Unfortunately for the team, a late rally and a strong performance from DeMar DeRozan wasn’t able to push them past the Magic. They lost 88-92 that night.

Real Sports Bar & Grill

Also on the sports theme, Amanda took me to one of her favourite place in Toronto – Real Sports Bar & Grill, a sports bar in Maple Leaf Square. It’s definitely a feast for the senses, to the point where I felt overly stimulated – between the flat screens (including our own personal television in our cozy booth), sports-themed fixtures, spotlights and blaring DJ-mixed music. And though there was nothing overly inappropriate for children, given the amount of alcohol flowing all around us and the tightly-clad waitresses, I was surprised to see the number of families with young children on the restaurant side of the establishment.

That said, it’s the bar side of Real Sports that really wows. A wall of screens entertain two floors of patrons, seated at the bar and a mix of tables and booths, all lit with a stylish blue hue. In addition to this open space, Real Sports also has a variety of smaller seating options as well, including a private area featuring recliners and in-seat service.

Real Sports

This is Real Sports

Amanda was able to make an early 5:45 reservation, but because it was game night for the Leafs and the place had been entirely booked up a week in advance, we were only able to have the table for an hour. Thankfully, they weren’t very rigid in enforcing this, and we didn’t feel rushed at all.
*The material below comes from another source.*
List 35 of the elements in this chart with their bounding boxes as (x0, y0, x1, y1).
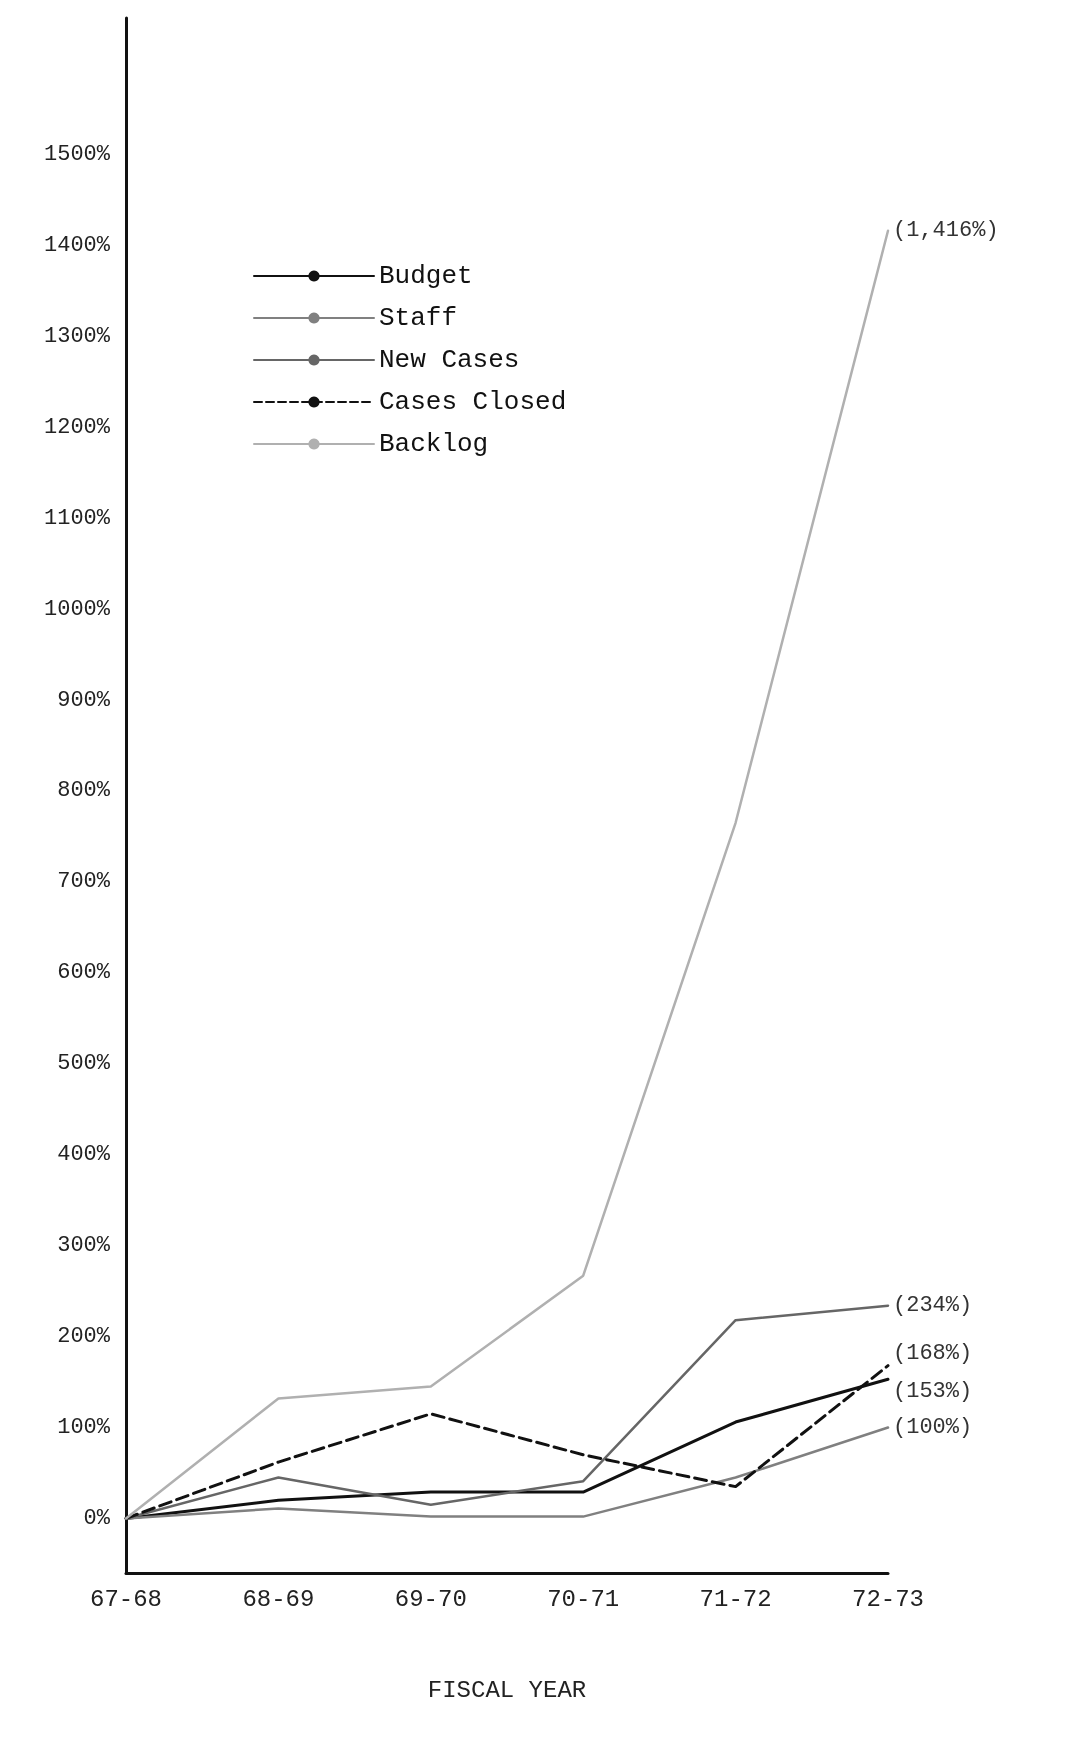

The prices were definitely a little higher than what I was used to paying in a lounge, but given the location and the surroundings, the premium was understandable. I couldn’t resist ordering one of the hot dogs in “Burkie’s Dog House” (I wonder if this section of the menu would be automatically renamed if Brian Burke was no longer the GM). My southwestern BBQ dog ($12.99) came topped with coleslaw and pulled pork – the hot dog itself had a nice snap, but the barbecue sauce was a tad sweet. The fries were perfect, however, hot and crispy and served in a cute mini-fry basket. Amanda’s Real Sports burger ($12.99) arrived pretty charred, but she didn’t mind.

Real Sports

Southwestern BBQ dog

Real Sports

Real Sports burger

Real Sports did a great job in replicating some of the energy that would be found in a sporting venue. There is nothing like it currently in Edmonton, but I have to wonder if something similar (albeit smaller) would work in the proposed Arena District.
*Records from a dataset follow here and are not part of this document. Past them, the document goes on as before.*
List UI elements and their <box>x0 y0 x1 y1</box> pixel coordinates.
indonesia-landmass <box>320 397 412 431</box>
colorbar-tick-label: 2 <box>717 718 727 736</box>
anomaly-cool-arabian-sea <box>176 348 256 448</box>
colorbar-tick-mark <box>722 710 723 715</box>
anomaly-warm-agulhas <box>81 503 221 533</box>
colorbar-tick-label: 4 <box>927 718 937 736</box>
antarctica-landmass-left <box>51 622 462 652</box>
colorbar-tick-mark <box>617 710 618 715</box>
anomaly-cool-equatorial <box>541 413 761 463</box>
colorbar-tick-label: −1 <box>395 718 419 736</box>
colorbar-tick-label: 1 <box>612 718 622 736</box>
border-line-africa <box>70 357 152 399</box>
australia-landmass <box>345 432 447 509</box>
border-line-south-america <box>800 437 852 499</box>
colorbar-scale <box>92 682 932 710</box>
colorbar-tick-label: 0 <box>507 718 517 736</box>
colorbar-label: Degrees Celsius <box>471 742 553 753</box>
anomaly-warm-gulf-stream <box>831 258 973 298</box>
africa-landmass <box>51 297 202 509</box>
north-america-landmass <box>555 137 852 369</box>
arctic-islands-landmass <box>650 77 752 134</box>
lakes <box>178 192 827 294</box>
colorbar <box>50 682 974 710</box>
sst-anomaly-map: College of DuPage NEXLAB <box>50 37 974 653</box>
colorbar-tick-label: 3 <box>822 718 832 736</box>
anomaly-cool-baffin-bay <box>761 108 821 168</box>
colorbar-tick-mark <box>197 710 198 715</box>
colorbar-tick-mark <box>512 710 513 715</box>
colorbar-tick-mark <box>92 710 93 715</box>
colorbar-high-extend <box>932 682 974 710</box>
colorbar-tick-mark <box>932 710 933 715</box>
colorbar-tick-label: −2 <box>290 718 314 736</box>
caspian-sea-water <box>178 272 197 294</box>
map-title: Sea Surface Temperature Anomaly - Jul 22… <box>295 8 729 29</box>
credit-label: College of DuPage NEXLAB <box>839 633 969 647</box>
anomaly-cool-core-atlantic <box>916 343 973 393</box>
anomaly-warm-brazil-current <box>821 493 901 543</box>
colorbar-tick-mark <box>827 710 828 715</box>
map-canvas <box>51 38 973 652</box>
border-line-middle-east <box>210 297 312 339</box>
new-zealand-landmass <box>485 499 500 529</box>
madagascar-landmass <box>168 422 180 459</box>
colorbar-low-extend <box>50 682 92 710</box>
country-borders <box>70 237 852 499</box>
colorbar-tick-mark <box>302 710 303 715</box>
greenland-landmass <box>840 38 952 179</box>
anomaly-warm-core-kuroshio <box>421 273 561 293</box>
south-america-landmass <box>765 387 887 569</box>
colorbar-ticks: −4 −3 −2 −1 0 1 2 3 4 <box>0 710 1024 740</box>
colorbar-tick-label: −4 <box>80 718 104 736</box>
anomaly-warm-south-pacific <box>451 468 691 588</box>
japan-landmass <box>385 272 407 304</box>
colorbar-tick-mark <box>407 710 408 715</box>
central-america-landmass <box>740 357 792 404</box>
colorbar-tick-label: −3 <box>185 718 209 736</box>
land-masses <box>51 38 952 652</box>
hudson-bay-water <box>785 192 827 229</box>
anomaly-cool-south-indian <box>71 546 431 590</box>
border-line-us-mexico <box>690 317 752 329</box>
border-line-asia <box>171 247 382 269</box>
Pearl Harbourfront Chinese Cuisine

We decided to take it easy on our last day in Toronto, with the aforementioned trek by the water. At lunch, we could have ventured to other more well-known restaurants, but given our low-key day, opted for the convenience of a restaurant inside the Queens Quay Terminal.
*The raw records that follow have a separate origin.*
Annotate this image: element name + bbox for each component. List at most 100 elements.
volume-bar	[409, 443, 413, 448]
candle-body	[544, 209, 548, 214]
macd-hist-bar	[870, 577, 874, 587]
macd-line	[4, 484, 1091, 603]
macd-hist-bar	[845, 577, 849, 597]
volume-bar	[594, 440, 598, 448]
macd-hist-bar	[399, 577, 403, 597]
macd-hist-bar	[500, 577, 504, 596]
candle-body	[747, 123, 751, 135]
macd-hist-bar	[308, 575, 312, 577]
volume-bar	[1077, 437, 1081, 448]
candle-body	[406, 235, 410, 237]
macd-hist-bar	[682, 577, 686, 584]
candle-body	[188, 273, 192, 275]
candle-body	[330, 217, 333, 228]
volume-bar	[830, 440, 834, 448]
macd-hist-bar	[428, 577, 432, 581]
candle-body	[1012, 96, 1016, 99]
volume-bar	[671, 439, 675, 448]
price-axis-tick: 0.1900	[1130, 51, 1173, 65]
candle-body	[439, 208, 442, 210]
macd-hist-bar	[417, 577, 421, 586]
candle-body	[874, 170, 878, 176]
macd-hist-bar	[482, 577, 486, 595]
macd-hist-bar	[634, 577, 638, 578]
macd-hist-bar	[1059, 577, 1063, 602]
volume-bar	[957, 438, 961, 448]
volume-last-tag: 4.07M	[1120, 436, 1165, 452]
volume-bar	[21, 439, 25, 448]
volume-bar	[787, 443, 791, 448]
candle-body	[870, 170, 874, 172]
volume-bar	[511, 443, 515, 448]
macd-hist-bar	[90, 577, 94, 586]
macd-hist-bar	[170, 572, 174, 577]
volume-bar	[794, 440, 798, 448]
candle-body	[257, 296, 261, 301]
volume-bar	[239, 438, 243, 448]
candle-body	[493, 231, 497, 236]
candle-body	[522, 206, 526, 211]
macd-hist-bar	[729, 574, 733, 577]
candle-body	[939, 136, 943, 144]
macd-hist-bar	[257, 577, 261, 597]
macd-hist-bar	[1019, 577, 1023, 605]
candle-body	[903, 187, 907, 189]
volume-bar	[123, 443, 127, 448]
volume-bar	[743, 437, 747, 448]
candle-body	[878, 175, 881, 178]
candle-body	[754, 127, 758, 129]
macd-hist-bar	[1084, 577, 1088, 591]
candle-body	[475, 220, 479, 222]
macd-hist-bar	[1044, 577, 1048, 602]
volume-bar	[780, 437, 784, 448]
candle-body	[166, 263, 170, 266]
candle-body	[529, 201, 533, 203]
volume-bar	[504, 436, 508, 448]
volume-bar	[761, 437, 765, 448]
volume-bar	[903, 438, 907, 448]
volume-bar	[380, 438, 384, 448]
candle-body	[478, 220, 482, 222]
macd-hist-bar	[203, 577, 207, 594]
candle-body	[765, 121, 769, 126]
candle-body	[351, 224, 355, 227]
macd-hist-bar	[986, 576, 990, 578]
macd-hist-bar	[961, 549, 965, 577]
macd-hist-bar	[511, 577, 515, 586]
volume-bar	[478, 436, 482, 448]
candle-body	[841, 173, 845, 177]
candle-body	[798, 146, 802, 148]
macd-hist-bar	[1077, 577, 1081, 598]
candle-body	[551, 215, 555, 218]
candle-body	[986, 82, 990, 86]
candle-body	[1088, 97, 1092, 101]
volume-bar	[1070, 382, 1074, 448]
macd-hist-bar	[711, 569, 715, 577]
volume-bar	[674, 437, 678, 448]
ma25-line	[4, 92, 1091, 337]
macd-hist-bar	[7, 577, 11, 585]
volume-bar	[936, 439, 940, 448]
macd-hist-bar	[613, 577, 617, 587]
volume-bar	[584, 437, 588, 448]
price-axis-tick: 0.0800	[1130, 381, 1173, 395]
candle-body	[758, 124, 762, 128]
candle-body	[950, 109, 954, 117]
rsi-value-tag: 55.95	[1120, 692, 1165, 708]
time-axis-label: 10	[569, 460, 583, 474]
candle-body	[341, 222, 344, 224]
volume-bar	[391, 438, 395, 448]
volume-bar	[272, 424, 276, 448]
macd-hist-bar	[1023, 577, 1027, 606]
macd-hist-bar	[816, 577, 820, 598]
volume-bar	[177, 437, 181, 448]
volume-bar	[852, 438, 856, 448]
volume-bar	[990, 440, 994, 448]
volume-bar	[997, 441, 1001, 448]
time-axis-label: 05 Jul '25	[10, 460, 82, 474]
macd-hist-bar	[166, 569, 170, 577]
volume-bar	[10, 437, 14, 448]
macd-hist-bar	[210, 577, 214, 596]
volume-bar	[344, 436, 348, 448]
Pearl Harbourfront offered a water view and a relaxed dining atmosphere, just what we were looking for that day. We knew its tourist-centred address would make the food a crapshoot, but we were willing to take the risk. Urban Spoon reviews directed us away from the pricey dim sum menu (even though the majority of diners around us were partaking in the shared approach), but we found the regular menu just as expensive.

Pearl

Amanda liked the view

We ended up with two dishes we were reasonably happy with (even though we weren’t entirely sure the server, with his limited English, understood what we wanted). Both the broad rice noodles and crispy chow mein ($15 each) hit the spot, and our only qualm was that the broccoli had been woefully overcooked.

Pearl

Rice noodles

Pearl

Chow mein

In all, it was a great place to sip tea and enjoy our last few hours together in Toronto, and contemplate when I’d return again.